Surviving family members bury the box in shallow topsoil and plant a tree or shrub on top. With the exception of perhaps a few broken remnants of plastic pacemaker, in a matter of months nothing is left but memories and some lush greenery.

Assuming all goes well for Promessa in Jönköping, Wiigh-Mäsak expects partners will soon hang out their shingles in eleven countries, including Australia, South Africa, Germany, Korea, the UK, and even — pending regulatory hurdles and a still-in-the-works licensing agreement — Canada. But are we ready for this sort of thing?

Mortuary customs are among the most deeply entrenched in any culture, and in these parts the standard is deep burial. A mortician replaces the body’s blood with embalming chemicals, then arranges the preserved cadaver inside a casket made of metal or lumber — sometimes redwood or a tropical species like mahogany. Post-funeral, workers lower the casket into an underground vault six feet below ground level and backfill the grave. There, once microbes consume all available oxygen, the corpse putrefies into toxic skeletal sludge. Up top, constant mowing, fertilizing, and irrigation keep everything looking tidy.

Alternatively, the body is burned in a natural gas, propane, or oil-fired furnace, releasing a cloud of greenhouse gases into the atmosphere, along with the aerosolized mercury from a lifetime’s accumulation of dental fillings. An operator then pulverizes the bones left behind in a cremulator and presents these “ashes” to the bereaved in an urn.

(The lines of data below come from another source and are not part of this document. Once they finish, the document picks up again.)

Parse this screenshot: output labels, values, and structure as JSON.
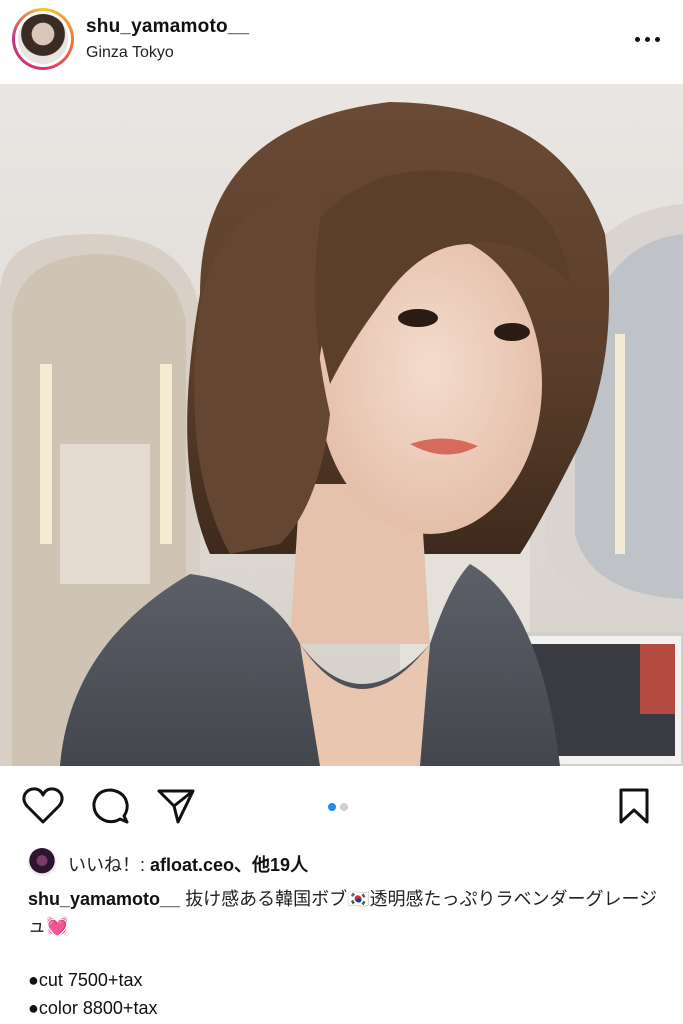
{
  "post": {
    "username": "shu_yamamoto__",
    "location": "Ginza Tokyo"
  },
  "icons": {
    "more": "more-horizontal-icon",
    "like": "heart-icon",
    "comment": "comment-bubble-icon",
    "share": "send-paper-plane-icon",
    "save": "bookmark-icon"
  },
  "carousel": {
    "current": 1,
    "total": 2,
    "active_color": "#1c8bea",
    "inactive_color": "#cfcfcf"
  },
  "likes": {
    "prefix": "いいね！: ",
    "liker": "afloat.ceo",
    "suffix": "、他19人"
  },
  "caption": {
    "username": "shu_yamamoto__",
    "text": " 抜け感ある韓国ボブ🇰🇷透明感たっぷりラベンダーグレージュ💓"
  },
  "menu_items": [
    {
      "label": "●cut  7500+tax"
    },
    {
      "label": "●color  8800+tax"
    }
  ]
}
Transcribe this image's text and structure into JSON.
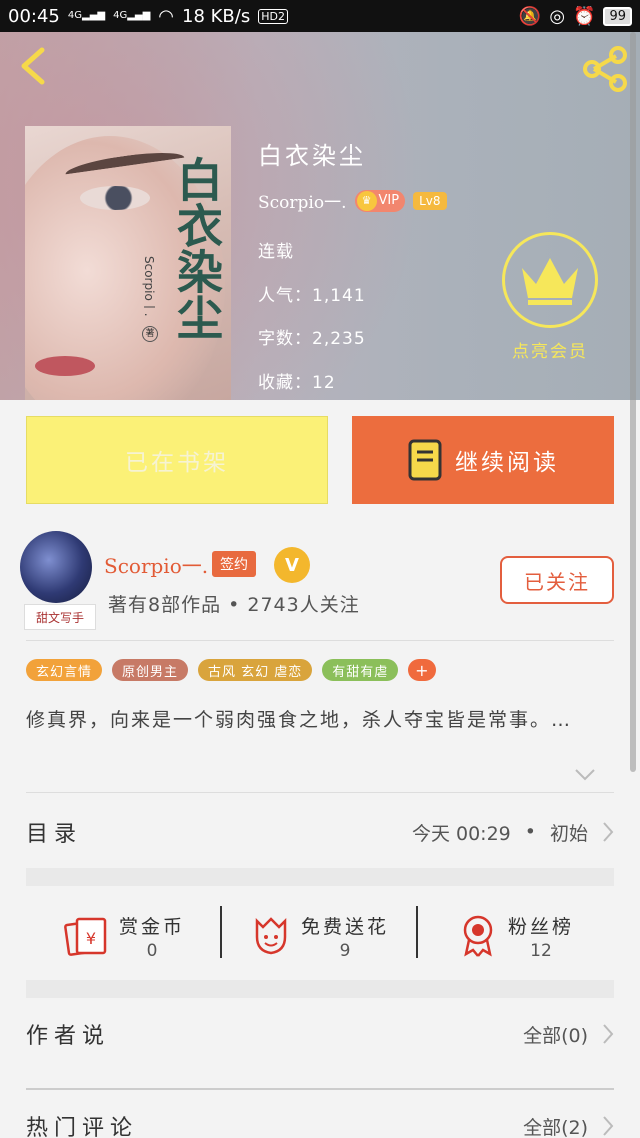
{
  "status_bar": {
    "time": "00:45",
    "signal1": "4G",
    "signal2": "4G",
    "net_speed": "18 KB/s",
    "hd": "HD2",
    "battery": "99"
  },
  "book": {
    "title": "白衣染尘",
    "author": "Scorpio一.",
    "vip_label": "VIP",
    "level_label": "Lv8",
    "status": "连载",
    "popularity": "人气：1,141",
    "word_count": "字数：2,235",
    "favorites": "收藏：12",
    "cover_title": "白衣染尘",
    "cover_author": "Scorpio一.",
    "cover_seal": "著"
  },
  "vip_promo": {
    "label": "点亮会员"
  },
  "actions": {
    "shelf_label": "已在书架",
    "read_label": "继续阅读"
  },
  "author_card": {
    "name": "Scorpio一.",
    "sign_badge": "签约",
    "v_badge": "V",
    "avatar_tag": "甜文写手",
    "works_line": "著有8部作品 • 2743人关注",
    "follow_label": "已关注"
  },
  "tags": [
    {
      "label": "玄幻言情",
      "color": "#f2a23a"
    },
    {
      "label": "原创男主",
      "color": "#c77a66"
    },
    {
      "label": "古风 玄幻 虐恋",
      "color": "#d9a43c"
    },
    {
      "label": "有甜有虐",
      "color": "#8bbf5a"
    },
    {
      "label": "+",
      "color": "#f06a3d"
    }
  ],
  "synopsis": "修真界，向来是一个弱肉强食之地，杀人夺宝皆是常事。…",
  "directory": {
    "title": "目录",
    "update_time": "今天 00:29",
    "dot": "•",
    "latest_chapter": "初始"
  },
  "stats": [
    {
      "label": "赏金币",
      "value": "0",
      "icon": "red-envelope-icon"
    },
    {
      "label": "免费送花",
      "value": "9",
      "icon": "flower-icon"
    },
    {
      "label": "粉丝榜",
      "value": "12",
      "icon": "award-ribbon-icon"
    }
  ],
  "author_says": {
    "title": "作者说",
    "link": "全部(0)"
  },
  "hot_comments": {
    "title": "热门评论",
    "link": "全部(2)"
  }
}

Despite the undertaker’s soothing assurances, neither option is especially respectful of either the body or the ecosystem, which is why “natural burial” groups have started popping up all over Canada and the world. These organizations advocate burying the dead in less intensively landscaped settings, closer to the surface, without benefit of embalmment, a casket, or even a headstone.

Mention promession to even this crowd, however, and you turn up the conservative take. “There may be a little bit of an ‘ick’ factor,” fears Janet McCausland, executive director of the Toronto-based Natural Burial Association. “Natural burial is what we have been doing for millennia. People may be leery of this new fandangled technology.”